Stefan regarded us with twinkling eyes.
“Ah, farceur!” he remarked, shaking his finger waggishly at Arthur. “I know all the time you make the joke, but poor Marko, you ’ave deceived ’im absolument. Railway under the ground, streets of wood, ’e swallow it all. Oh, naughty Baroutchik!”
The wolves did not come near us and our escort on our way home, but they could have had Arthur for the taking. At the moment he had nothing left to live for.
“Johannesburg tramway men started a lightning strike on Thursday owing to the suspension of a conductor.”—Daily Paper.
It seems a logical reason.
“Do not waste any time in entering for our ‘Hidden’ Geography Competition.”—Daily Paper.
Thanks for the advice; we won’t.
“Linacre Lecture.—Dr. Henry Head, F.R.L., ‘Aspasia and Kindred Disorders of the Speech.’”—Cambridge Calendar.
Yet this is the lady who is supposed to have inspired the most famous of Pericles’ orations.
“Furnished Railway Carriage in Surrey garden to Let; 3 beds; company’s water, gas-cooker, and light: 2gs. weekly.”—Daily Paper.
Miss Daisy Ashford seems to have foreseen this development when she wrote of Mr.
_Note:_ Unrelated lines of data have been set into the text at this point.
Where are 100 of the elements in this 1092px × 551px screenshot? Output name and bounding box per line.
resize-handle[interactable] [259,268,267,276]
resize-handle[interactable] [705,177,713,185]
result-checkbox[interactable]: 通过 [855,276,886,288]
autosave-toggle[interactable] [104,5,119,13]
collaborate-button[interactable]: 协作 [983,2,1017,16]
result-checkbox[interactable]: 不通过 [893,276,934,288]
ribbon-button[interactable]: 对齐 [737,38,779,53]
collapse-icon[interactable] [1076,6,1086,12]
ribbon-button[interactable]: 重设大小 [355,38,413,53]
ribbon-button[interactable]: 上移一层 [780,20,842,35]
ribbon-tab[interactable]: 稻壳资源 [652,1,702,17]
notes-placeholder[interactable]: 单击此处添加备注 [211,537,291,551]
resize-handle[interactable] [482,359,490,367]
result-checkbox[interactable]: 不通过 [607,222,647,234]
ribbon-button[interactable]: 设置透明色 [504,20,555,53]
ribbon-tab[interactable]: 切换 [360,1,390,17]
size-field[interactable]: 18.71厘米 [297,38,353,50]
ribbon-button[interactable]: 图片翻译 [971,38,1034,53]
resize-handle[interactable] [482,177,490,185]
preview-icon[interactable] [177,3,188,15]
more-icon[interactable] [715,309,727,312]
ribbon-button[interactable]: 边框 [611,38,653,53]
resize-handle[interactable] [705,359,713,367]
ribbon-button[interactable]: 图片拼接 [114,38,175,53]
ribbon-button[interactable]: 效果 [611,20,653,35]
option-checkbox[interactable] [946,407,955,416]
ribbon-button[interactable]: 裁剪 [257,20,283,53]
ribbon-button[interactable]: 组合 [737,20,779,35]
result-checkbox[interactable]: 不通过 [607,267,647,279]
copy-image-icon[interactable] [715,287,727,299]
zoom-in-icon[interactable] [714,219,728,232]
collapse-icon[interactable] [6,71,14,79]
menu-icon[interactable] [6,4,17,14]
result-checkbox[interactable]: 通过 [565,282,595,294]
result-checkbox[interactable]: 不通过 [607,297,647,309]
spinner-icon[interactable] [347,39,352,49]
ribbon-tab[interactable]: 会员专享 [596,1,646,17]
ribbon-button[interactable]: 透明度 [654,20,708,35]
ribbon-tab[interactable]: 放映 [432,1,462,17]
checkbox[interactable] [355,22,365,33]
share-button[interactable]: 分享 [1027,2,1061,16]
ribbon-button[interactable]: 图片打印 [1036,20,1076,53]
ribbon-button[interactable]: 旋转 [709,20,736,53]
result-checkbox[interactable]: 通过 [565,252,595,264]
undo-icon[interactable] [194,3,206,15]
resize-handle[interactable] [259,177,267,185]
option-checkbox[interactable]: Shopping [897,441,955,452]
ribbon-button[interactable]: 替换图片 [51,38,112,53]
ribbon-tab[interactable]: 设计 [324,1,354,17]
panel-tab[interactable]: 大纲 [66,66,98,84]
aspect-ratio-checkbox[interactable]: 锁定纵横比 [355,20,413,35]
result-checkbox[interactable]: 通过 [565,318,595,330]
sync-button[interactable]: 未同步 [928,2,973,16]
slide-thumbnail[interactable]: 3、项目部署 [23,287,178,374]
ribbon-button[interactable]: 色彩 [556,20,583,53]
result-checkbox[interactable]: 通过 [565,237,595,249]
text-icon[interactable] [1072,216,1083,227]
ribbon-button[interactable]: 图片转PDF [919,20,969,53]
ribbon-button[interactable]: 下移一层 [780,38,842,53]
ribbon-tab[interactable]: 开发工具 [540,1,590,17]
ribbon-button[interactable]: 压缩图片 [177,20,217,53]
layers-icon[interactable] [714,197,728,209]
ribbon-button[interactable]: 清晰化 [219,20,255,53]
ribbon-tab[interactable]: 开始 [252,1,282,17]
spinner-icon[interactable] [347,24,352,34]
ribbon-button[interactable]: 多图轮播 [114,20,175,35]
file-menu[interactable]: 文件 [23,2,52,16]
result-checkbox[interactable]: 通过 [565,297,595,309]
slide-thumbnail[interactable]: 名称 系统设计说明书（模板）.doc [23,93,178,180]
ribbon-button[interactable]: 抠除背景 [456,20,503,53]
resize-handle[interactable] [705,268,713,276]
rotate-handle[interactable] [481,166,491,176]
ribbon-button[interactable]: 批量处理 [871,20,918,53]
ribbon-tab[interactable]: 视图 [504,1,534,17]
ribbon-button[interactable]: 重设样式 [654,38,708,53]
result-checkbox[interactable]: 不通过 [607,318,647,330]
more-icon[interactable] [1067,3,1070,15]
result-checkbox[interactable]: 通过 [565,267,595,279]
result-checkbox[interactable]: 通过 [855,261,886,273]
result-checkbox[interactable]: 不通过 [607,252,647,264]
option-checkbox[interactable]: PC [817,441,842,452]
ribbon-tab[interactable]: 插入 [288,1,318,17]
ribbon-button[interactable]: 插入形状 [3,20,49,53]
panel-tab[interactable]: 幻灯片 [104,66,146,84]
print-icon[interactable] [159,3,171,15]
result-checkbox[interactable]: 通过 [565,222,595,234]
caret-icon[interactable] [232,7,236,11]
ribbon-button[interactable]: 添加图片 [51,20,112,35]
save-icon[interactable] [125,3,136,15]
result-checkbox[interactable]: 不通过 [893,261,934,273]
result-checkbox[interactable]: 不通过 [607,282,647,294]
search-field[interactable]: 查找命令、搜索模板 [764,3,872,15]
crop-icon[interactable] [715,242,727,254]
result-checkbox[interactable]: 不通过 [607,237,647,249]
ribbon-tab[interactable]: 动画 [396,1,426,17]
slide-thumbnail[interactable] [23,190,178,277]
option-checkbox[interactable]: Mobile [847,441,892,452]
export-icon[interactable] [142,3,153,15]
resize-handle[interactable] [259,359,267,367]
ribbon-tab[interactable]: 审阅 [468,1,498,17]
Salteena’s “compartments.”
THE RELUCTANT THRUSTER.
Mr. Asquith (performing the function of a battering-ram). “I CONFESS THAT AT MY TIME OF LIFE I SHOULD HAVE PREFERRED A MORE SEDENTARY IF LESS HONORIFIC SPHERE OF USEFULNESS.”
Profiteer (after trying a variety of patterns without success). “Well, it looks pretty ’opeless when they won’t ’ave a gold fly. What do they expect—diamonds?”